On January 31, Bielarski issued a white paper called “GRU Crossing the Rubicon: A New Course of Action,” which re-stated many of the arguments he originally made in favor of the 30-year agreement with FPL. The paper states, “On Jan. 24, during the course of continuing due diligence on the framework of the agreement, our communications with representatives of FPL resulted in the discovery that FPL had updated its 2019 FERC Open Access Transmission Tariff (OATT) rates (which drive the initial fee under the NSA) from $2.10 per kilowatt-month to $2.32 per kilowatt-month, to reflect its 2020 projections.”
Bielarski then states, “In addition to adding an increased financial cost to the NSA, FPL has inadvertently created distrust with the public as to their viability as a partner while also giving GRU another bargaining strategy.” He adds, “FPL’s representatives failed to disclose that the utility had made any true-up calculations and submitted them to FERC until Jan. 24, when FPL representatives informed GRU that they had updated their 2019 filing with actual November and December 2019 numbers to reflect costs of $2.32 per kilowatt-month.”
This slide is part of a presentation dated January 24 that appears to have originated with Matt Pawlowski of FPL:
Assuming Bielarski is being truthful when he says he first learned about the higher tariff rate, it’s worth exploring whether he should have known about this rate before taking the deal to the City Commission.
In just a few days of research, we have constructed the following timeline:
August 13, 2019: FPL sent a letter to the Federal Energy Regulatory Commission (FERC), requesting a “formula rate,” which would replace their periodical rate filings with an annual adjustment, effective November 1, 2019. The projected rate in that letter for November-December 2019 was $2.10/kW-month.
September 3, 2019: FPL posted a spreadsheet on the public OASIS website that proposed a tariff rate of $2.36/kW-month for 2020.
This email confirms that the spreadsheet was actually posted to OASIS on September 3:
October 9, 2019: FPL posted a spreadsheet on the OASIS website that revised the proposed 2020 tariff to $2.32.
The evidence is clear that all of this information had already been public for months when Bielarski told the City Commission (with FPL’s Matt Pawlowski standing beside him and nodding) that he expected the proposed tariff rate of $2.10/kW-month to be negotiated to $1.95/kW-month. Pawlowski also stated that FPL had only increased tariff rates twice, in “2004 or 2005,” and then in 2011. The implication was that rates don’t change often, but both Bielarski and Pawlowski should have known that FPL has applied for a formula rate with an annual adjustment.

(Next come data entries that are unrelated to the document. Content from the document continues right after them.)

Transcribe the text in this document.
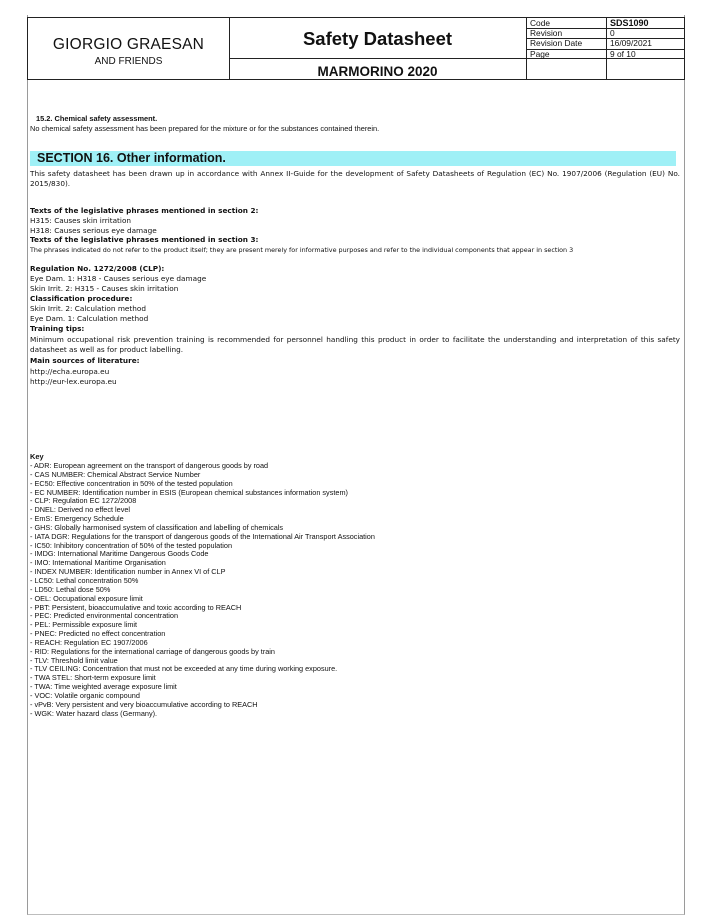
GIORGIO GRAESAN
AND FRIENDS
Safety Datasheet
MARMORINO 2020
Code	SDS1090
Revision	0
Revision Date	16/09/2021
Page	9 of 10
15.2. Chemical safety assessment.
No chemical safety assessment has been prepared for the mixture or for the substances contained therein.
SECTION 16. Other information.
This safety datasheet has been drawn up in accordance with Annex II-Guide for the development of Safety Datasheets of Regulation (EC) No. 1907/2006 (Regulation (EU) No. 2015/830).
Texts of the legislative phrases mentioned in section 2:
H315: Causes skin irritation
H318: Causes serious eye damage
Texts of the legislative phrases mentioned in section 3:
The phrases indicated do not refer to the product itself; they are present merely for informative purposes and refer to the individual components that appear in section 3
Regulation No. 1272/2008 (CLP):
Eye Dam. 1: H318 - Causes serious eye damage
Skin Irrit. 2: H315 - Causes skin irritation
Classification procedure:
Skin Irrit. 2: Calculation method
Eye Dam. 1: Calculation method
Training tips:
Minimum occupational risk prevention training is recommended for personnel handling this product in order to facilitate the understanding and interpretation of this safety datasheet as well as for product labelling.
Main sources of literature:
http://echa.europa.eu
http://eur-lex.europa.eu
Key
- ADR: European agreement on the transport of dangerous goods by road
- CAS NUMBER: Chemical Abstract Service Number
- EC50: Effective concentration in 50% of the tested population
- EC NUMBER: Identification number in ESIS (European chemical substances information system)
- CLP: Regulation EC 1272/2008
- DNEL: Derived no effect level
- EmS: Emergency Schedule
- GHS: Globally harmonised system of classification and labelling of chemicals
- IATA DGR: Regulations for the transport of dangerous goods of the International Air Transport Association
- IC50: Inhibitory concentration of 50% of the tested population
- IMDG: International Maritime Dangerous Goods Code
- IMO: International Maritime Organisation
- INDEX NUMBER: Identification number in Annex VI of CLP
- LC50: Lethal concentration 50%
- LD50: Lethal dose 50%
- OEL: Occupational exposure limit
- PBT: Persistent, bioaccumulative and toxic according to REACH
- PEC: Predicted environmental concentration
- PEL: Permissible exposure limit
- PNEC: Predicted no effect concentration
- REACH: Regulation EC 1907/2006
- RID: Regulations for the international carriage of dangerous goods by train
- TLV: Threshold limit value
- TLV CEILING: Concentration that must not be exceeded at any time during working exposure.
- TWA STEL: Short-term exposure limit
- TWA: Time weighted average exposure limit
- VOC: Volatile organic compound
- vPvB: Very persistent and very bioaccumulative according to REACH
- WGK: Water hazard class (Germany).
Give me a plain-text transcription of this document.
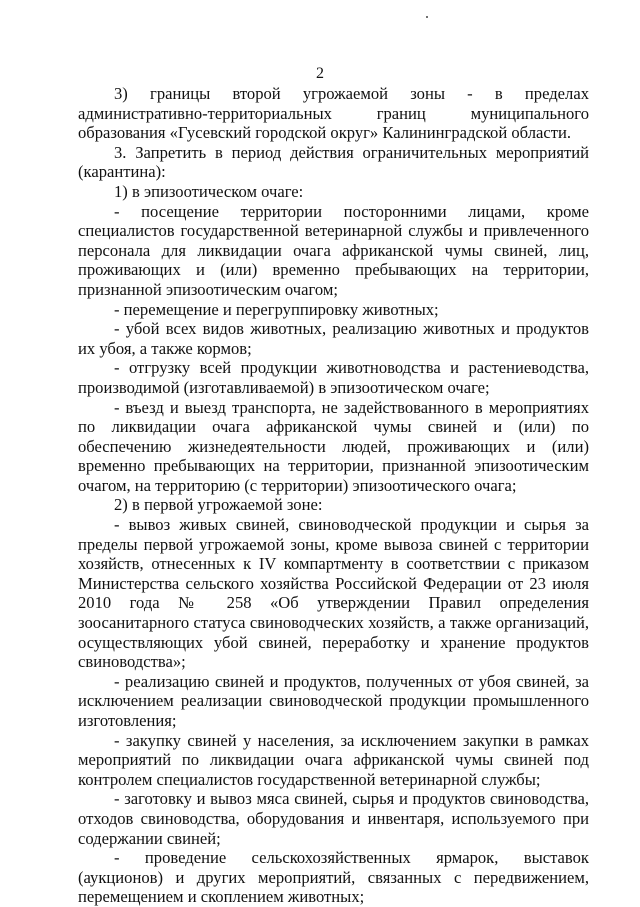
2

3) границы второй угрожаемой зоны - в пределах административно-территориальных границ муниципального образования «Гусевский городской округ» Калининградской области.

3. Запретить в период действия ограничительных мероприятий (карантина):

1) в эпизоотическом очаге:

- посещение территории посторонними лицами, кроме специалистов государственной ветеринарной службы и привлеченного персонала для ликвидации очага африканской чумы свиней, лиц, проживающих и (или) временно пребывающих на территории, признанной эпизоотическим очагом;

- перемещение и перегруппировку животных;

- убой всех видов животных, реализацию животных и продуктов их убоя, а также кормов;

- отгрузку всей продукции животноводства и растениеводства, производимой (изготавливаемой) в эпизоотическом очаге;

- въезд и выезд транспорта, не задействованного в мероприятиях по ликвидации очага африканской чумы свиней и (или) по обеспечению жизнедеятельности людей, проживающих и (или) временно пребывающих на территории, признанной эпизоотическим очагом, на территорию (с территории) эпизоотического очага;

2) в первой угрожаемой зоне:

- вывоз живых свиней, свиноводческой продукции и сырья за пределы первой угрожаемой зоны, кроме вывоза свиней с территории хозяйств, отнесенных к IV компартменту в соответствии с приказом Министерства сельского хозяйства Российской Федерации от 23 июля 2010 года № 258 «Об утверждении Правил определения зоосанитарного статуса свиноводческих хозяйств, а также организаций, осуществляющих убой свиней, переработку и хранение продуктов свиноводства»;

- реализацию свиней и продуктов, полученных от убоя свиней, за исключением реализации свиноводческой продукции промышленного изготовления;

- закупку свиней у населения, за исключением закупки в рамках мероприятий по ликвидации очага африканской чумы свиней под контролем специалистов государственной ветеринарной службы;

- заготовку и вывоз мяса свиней, сырья и продуктов свиноводства, отходов свиноводства, оборудования и инвентаря, используемого при содержании свиней;

- проведение сельскохозяйственных ярмарок, выставок (аукционов) и других мероприятий, связанных с передвижением, перемещением и скоплением животных;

Bielarski’s new white paper also states, “The update of FPL’s rate request, which reflects greater than a 10 percent year-over-year increase… is concerning, largely due to the request to use a formula rate.” Again, this is information that was publicly available as early as August 13, 2019, with the specific 2020 rate publicly available as of September 3, 2019.
Bielarski also failed to mention (or failed to uncover in his due diligence) that the Florida Municipal Power Association, Seminole Electric Cooperative, Tampa Electric Company, and Orlando Utilities Commission have all intervened in the FERC rate case to contest the rates. This creates a great deal of uncertainty around the projected rates.
We asked FPL for comment on Bielarski’s statement that FPL has “created distrust” and received this from FPL Spokesperson Brian Orlove: “We understand the concerns of GRU regarding the initial network service agreement that Florida Power & Light Company proposed. We are working with GRU to move forward with the proposal that is acceptable with the utility and its customers.
“We still believe that this is a beneficial solution to GRU and its customers to address its clean energy goals and become more energy efficient. The network service agreement would provide GRU access to the largest transmission network in the state. This expanded access has the potential to save GRU’s customers millions of dollars in fuel costs by providing them with reliable power generated from one of the cleanest power plant fleets in the country.”
GRU and Bielarski have not responded to any of our questions.